Olivier Bargain et Jean-Marc Figuet : « Les leaders de gauche doivent abandonner leur posture actuelle : tout le programme, rien que le programme »

Un besoin de justice sociale est exprimé par un grand nombre de concitoyens qui se sentent, à juste titre, victimes de la mondialisation quand d’autres en ont largement profité. De ce déclassement bien réel découle en partie la montée du vote de désespoir en faveur des extrêmes. Cette colère aurait pu être apaisée si le macronisme avait inclus un volet social.

Un vrai « en même temps » aurait d’ailleurs rendu la politique d’offre menée ces dernières années plus pérenne, en limitant le risque de frondes répétées et paralysantes (« gilets jaunes », opposition à la réforme des retraites, etc.). A l’inverse, on assiste peut-être à l’effondrement de sept années d’efforts pour gagner la confiance des investisseurs étrangers, et les récifs se rapprocheront d’autant plus vite que le coup de barre à gauche sera brutal. La menace est celle-ci : qu’Emmanuel Macron mette maintenant le Nouveau Front populaire (NFP) au défi d’appliquer son programme.

Premièrement, il serait illusoire de croire dans l’équilibre budgétaire d’un programme chiffré très rapidement et sans prise en compte des impacts économiques. Les calculs sur la hausse du smic, par exemple, n’intègrent pas la hausse concomitante des défaillances d’entreprises et leur coût économique et social.
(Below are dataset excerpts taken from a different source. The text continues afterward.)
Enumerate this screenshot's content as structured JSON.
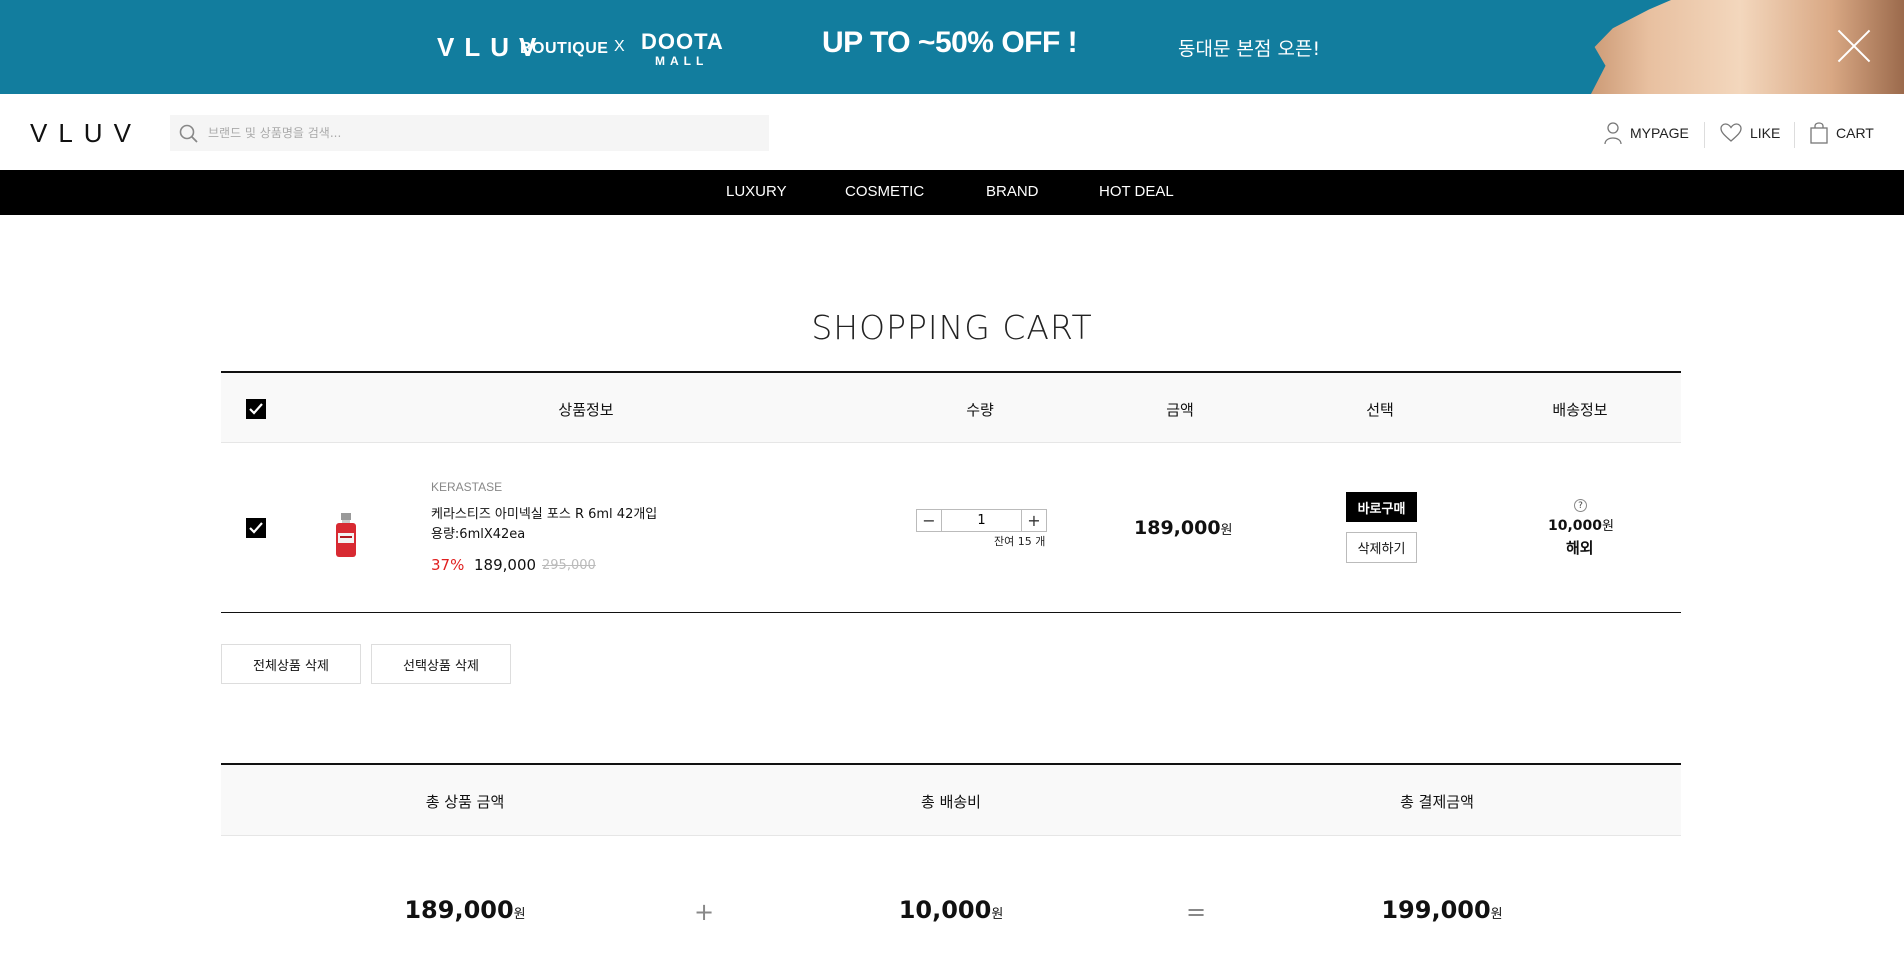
{
  "banner": {
    "brand": "VLUV",
    "brand_suffix": "BOUTIQUE",
    "x": "X",
    "partner_top": "DOOTA",
    "partner_bottom": "MALL",
    "sale_text": "UP TO ~50% OFF !",
    "open_text": "동대문 본점 오픈!",
    "bg_color": "#127d9e"
  },
  "header": {
    "logo": "VLUV",
    "search_placeholder": "브랜드 및 상품명을 검색...",
    "mypage": "MYPAGE",
    "like": "LIKE",
    "cart": "CART"
  },
  "nav": [
    "LUXURY",
    "COSMETIC",
    "BRAND",
    "HOT DEAL"
  ],
  "page_title": "SHOPPING CART",
  "table_headers": {
    "product": "상품정보",
    "quantity": "수량",
    "amount": "금액",
    "select": "선택",
    "shipping": "배송정보"
  },
  "cart_item": {
    "checked": true,
    "brand": "KERASTASE",
    "name": "케라스티즈 아미넥실 포스 R 6ml 42개입",
    "option": "용량:6mlX42ea",
    "discount": "37%",
    "sale_price": "189,000",
    "original_price": "295,000",
    "quantity": "1",
    "stock": "잔여 15 개",
    "amount": "189,000",
    "won": "원",
    "buy_now": "바로구매",
    "delete": "삭제하기",
    "shipping_help": "?",
    "shipping_fee": "10,000",
    "shipping_type": "해외"
  },
  "actions": {
    "delete_all": "전체상품 삭제",
    "delete_selected": "선택상품 삭제"
  },
  "summary": {
    "total_products_label": "총 상품 금액",
    "total_shipping_label": "총 배송비",
    "total_payment_label": "총 결제금액",
    "total_products": "189,000",
    "total_shipping": "10,000",
    "total_payment": "199,000",
    "plus": "+",
    "equals": "=",
    "won": "원"
  }
}
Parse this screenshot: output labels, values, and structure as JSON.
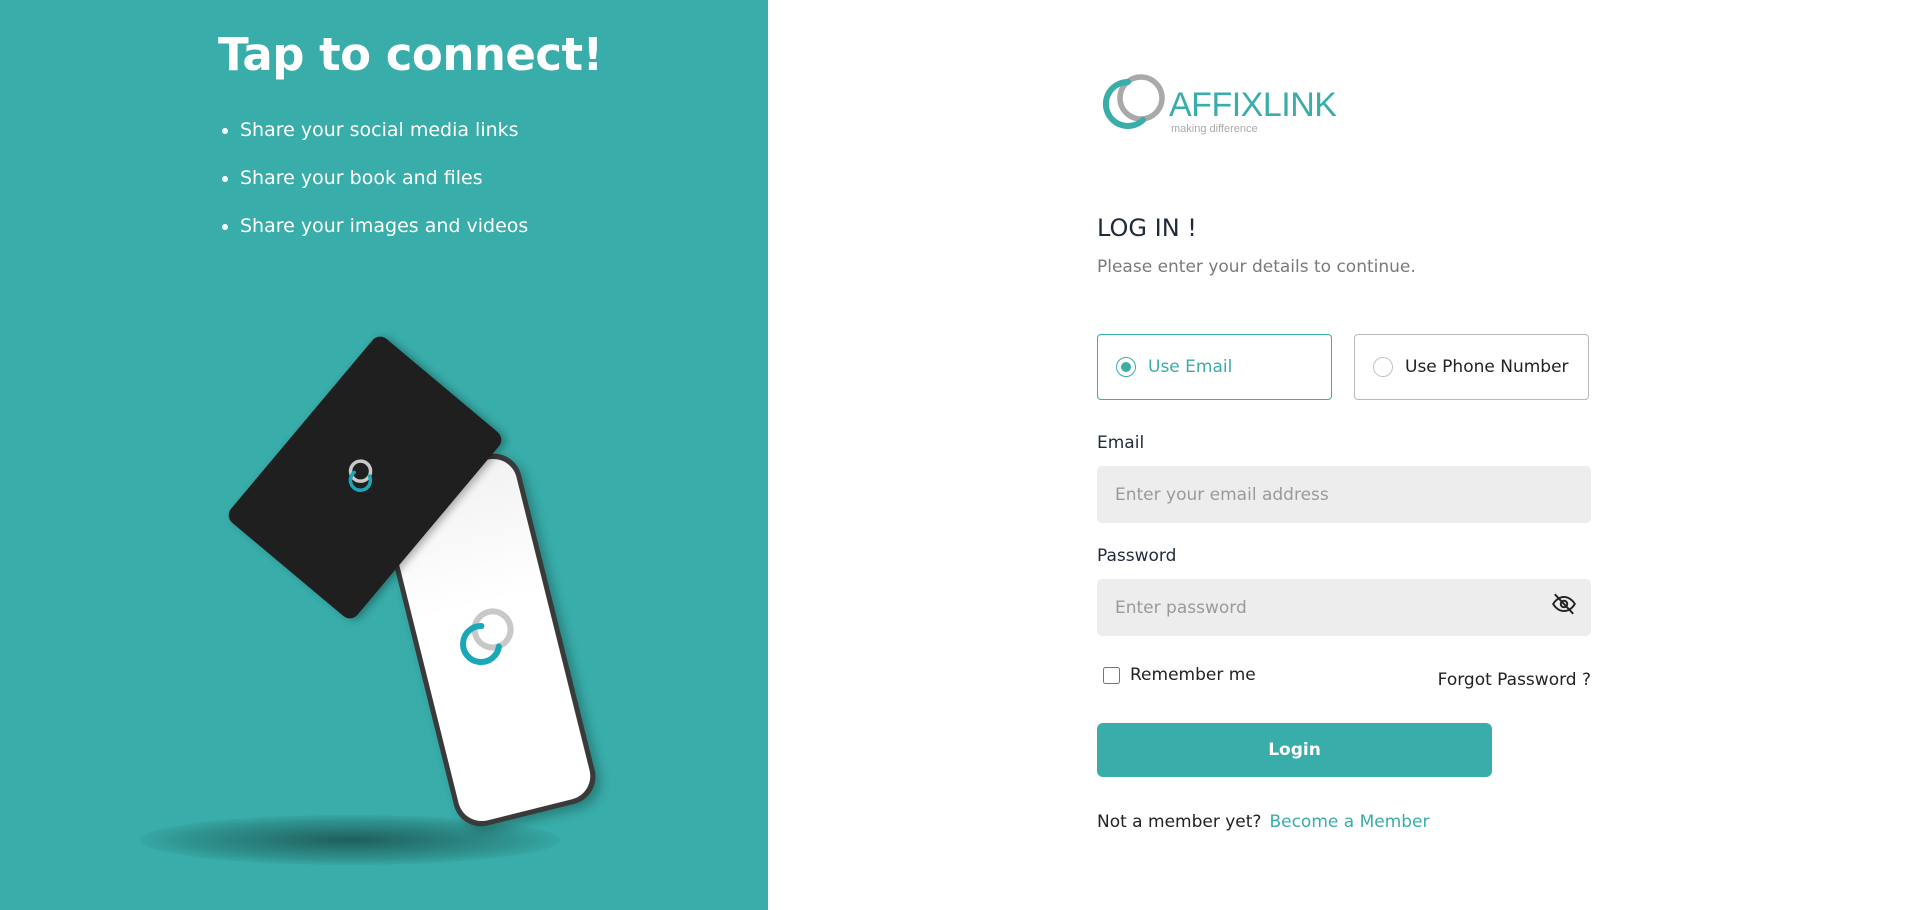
{
  "promo": {
    "headline": "Tap to connect!",
    "bullets": [
      "Share your social media links",
      "Share your book and files",
      "Share your images and videos"
    ],
    "background_color": "#38ada9"
  },
  "logo": {
    "brand": "AFFIXLINK",
    "tagline": "making difference"
  },
  "login": {
    "title": "LOG IN !",
    "subtitle": "Please enter your details to continue.",
    "methods": [
      {
        "label": "Use Email",
        "selected": true
      },
      {
        "label": "Use Phone Number",
        "selected": false
      }
    ],
    "email": {
      "label": "Email",
      "placeholder": "Enter your email address",
      "value": ""
    },
    "password": {
      "label": "Password",
      "placeholder": "Enter password",
      "value": "",
      "toggle_icon": "eye-off-icon"
    },
    "remember_label": "Remember me",
    "remember_checked": false,
    "forgot_label": "Forgot Password ?",
    "submit_label": "Login",
    "member_prompt": "Not a member yet?",
    "member_link": "Become a Member",
    "accent_color": "#38ada9"
  }
}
Des hausses d’impôts brutales et généralisées peuvent décourager l’investissement et l’effort productif, se soldant par de moindres recettes fiscales.
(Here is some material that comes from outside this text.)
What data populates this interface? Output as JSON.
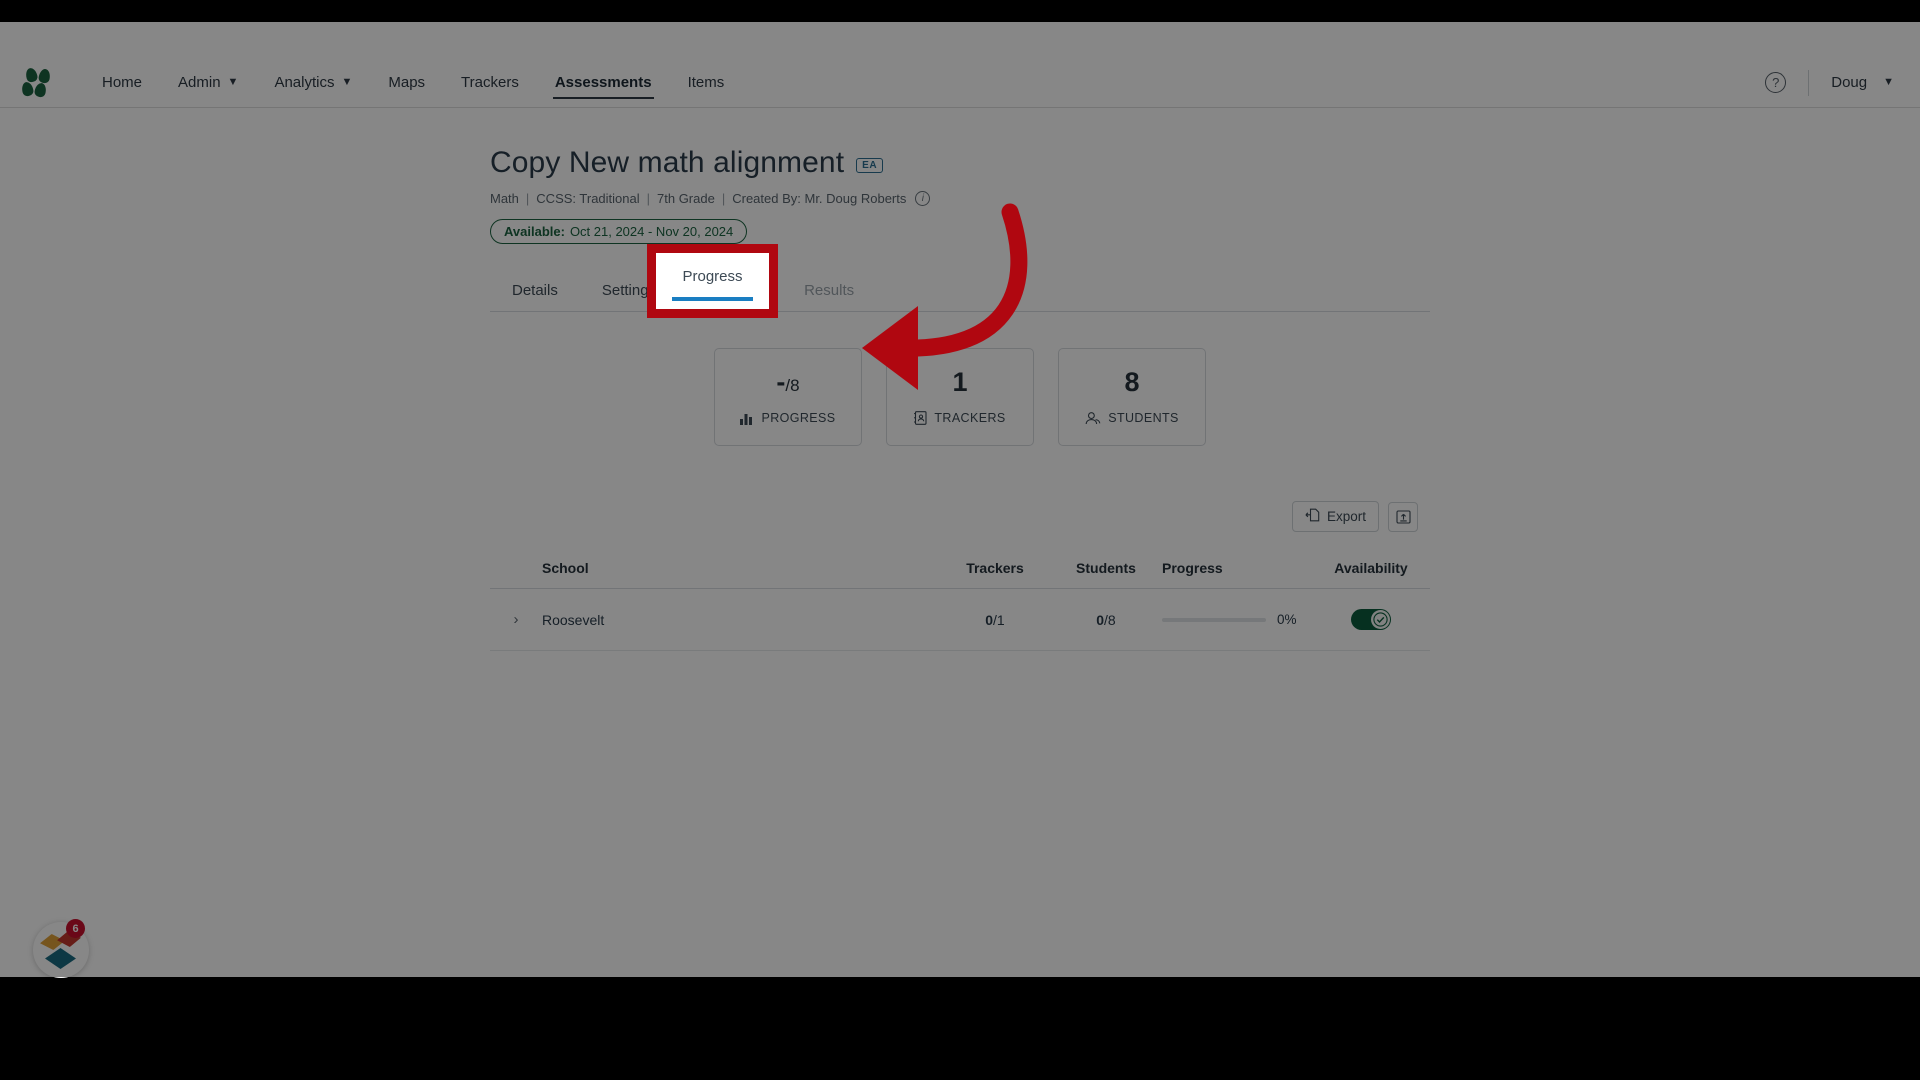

Enfin, les effets bénéfiques de la relance budgétaire mis en avant par le NFP sont plus qu’incertains, avec la fuite probable d’une partie de la relance vers les importations et la montée de l’inflation si l’offre de nos entreprises ne satisfait pas la hausse de la demande. Ces conséquences sont bien connues des économistes, quelle que soit leur chapelle.
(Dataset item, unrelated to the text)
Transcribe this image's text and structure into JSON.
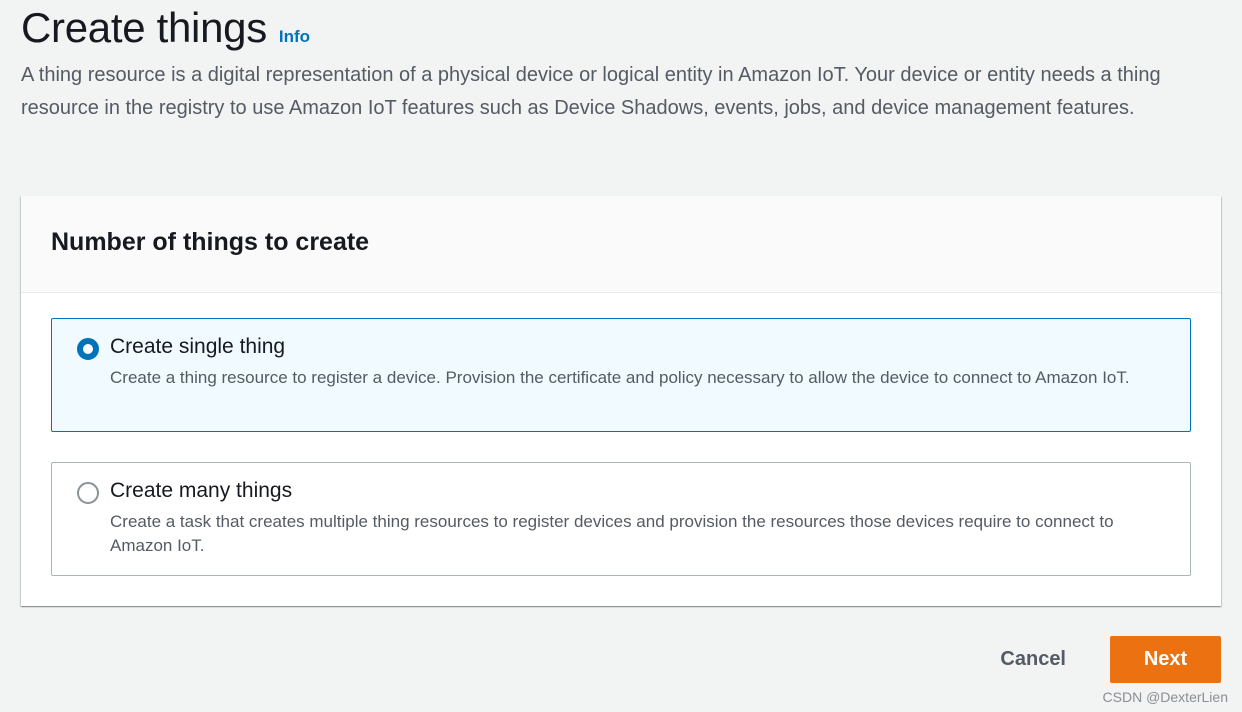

Deuxièmement, comment oublier la contrainte extérieure ? Les mesures sociales de 1936 ou 1981 avaient systématiquement conduit à une hausse des taux d’intérêt, devenus intenables pour un gouvernement obligé d’emprunter pour fonctionner. Et encore, à cette époque, la dette publique était faible – autour de 20 % du PIB, contre 110 % aujourd’hui). La relance s’était pourtant traduite par un inexorable « tournant de la rigueur » deux ans plus tard, un délai que nous n’avons même plus aujourd’hui. En 2022, au Royaume-Uni, l’annonce de fortes baisses d’impôts, budgétairement déraisonnables dans un contexte d’endettement élevé, avait conduit à une explosion des taux d’intérêt et à la chute du gouvernement de Liz Truss en une petite semaine.